In two minutes more, she was breathing the air again, sitting on the bank, and helping to wring out her clothes. How much may pass in two minutes! Mr Hope was coming up the river again, when he saw a bustle on the bank, and slipped off his skates, to be ready to be of service. He ran as others ran, and arrived just when a dark-blue dress was emerging from the water, and then a dripping fur tippet, and then the bonnet, making the gradual revelation to him who it was. For one instant he covered his face with his hands, half-hiding an expression of agony so intense that a bystander who saw it, said, “Take comfort, sir: she has been in but a very short time. She’ll recover, I don’t doubt.” Hope leaped to the bank, and received her from the arms of the men who had drawn her out. The first thing she remembered was hearing, in the lowest tone she could conceive of—“Oh, God! my Margaret!” and a groan, which she felt rather than heard. Then there were many warm and busy hands about her head—removing her bonnet, shaking out her hair, and chafing her temples. She sighed out, “Oh, dear!” and she heard that soft groan again. In another moment she roused herself, sat up, saw Hope’s convulsed countenance, and Sydney standing motionless and deadly pale.

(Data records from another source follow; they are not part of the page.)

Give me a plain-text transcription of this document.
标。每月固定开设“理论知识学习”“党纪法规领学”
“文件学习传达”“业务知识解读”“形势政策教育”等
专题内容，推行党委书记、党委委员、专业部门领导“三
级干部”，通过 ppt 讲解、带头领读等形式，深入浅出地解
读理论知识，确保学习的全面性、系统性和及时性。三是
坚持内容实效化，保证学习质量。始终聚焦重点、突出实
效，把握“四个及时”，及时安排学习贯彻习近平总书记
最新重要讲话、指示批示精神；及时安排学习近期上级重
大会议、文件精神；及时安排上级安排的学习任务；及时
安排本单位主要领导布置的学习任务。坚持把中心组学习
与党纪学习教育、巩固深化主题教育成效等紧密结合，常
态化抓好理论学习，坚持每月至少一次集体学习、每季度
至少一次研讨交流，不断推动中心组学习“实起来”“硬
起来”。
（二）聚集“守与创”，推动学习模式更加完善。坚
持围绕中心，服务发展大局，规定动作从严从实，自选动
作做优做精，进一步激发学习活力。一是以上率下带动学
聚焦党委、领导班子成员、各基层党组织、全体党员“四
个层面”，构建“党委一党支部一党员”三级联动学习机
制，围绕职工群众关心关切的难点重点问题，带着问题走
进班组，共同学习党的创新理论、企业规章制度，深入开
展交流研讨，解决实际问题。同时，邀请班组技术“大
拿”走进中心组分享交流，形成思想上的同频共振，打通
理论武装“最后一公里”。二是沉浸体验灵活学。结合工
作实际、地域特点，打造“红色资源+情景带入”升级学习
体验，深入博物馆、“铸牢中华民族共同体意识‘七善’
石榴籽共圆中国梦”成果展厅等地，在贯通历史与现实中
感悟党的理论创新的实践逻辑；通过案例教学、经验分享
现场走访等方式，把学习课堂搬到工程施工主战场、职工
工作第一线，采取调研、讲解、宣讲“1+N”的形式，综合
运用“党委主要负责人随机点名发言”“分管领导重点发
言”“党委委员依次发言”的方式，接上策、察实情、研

“I shall never forgive myself,” she heard her brother exclaim.
“Oh, I am very well,” said she, remembering all about it. “The air feels quite warm. Give me my bonnet. I can walk home.”
“Can you? The sooner the better, then,” said Hope, raising her.
She could stand very well, but the water was everywhere dripping from her clothes. Many bystanders employed themselves in wringing them out; and in the meanwhile Margaret inquired for her sister, and hoped she did not know of the accident. Hester did not know of it, for Margaret happened to be the first to think of any one but herself.
Sydney was flying off to report, when he was stopped and recalled.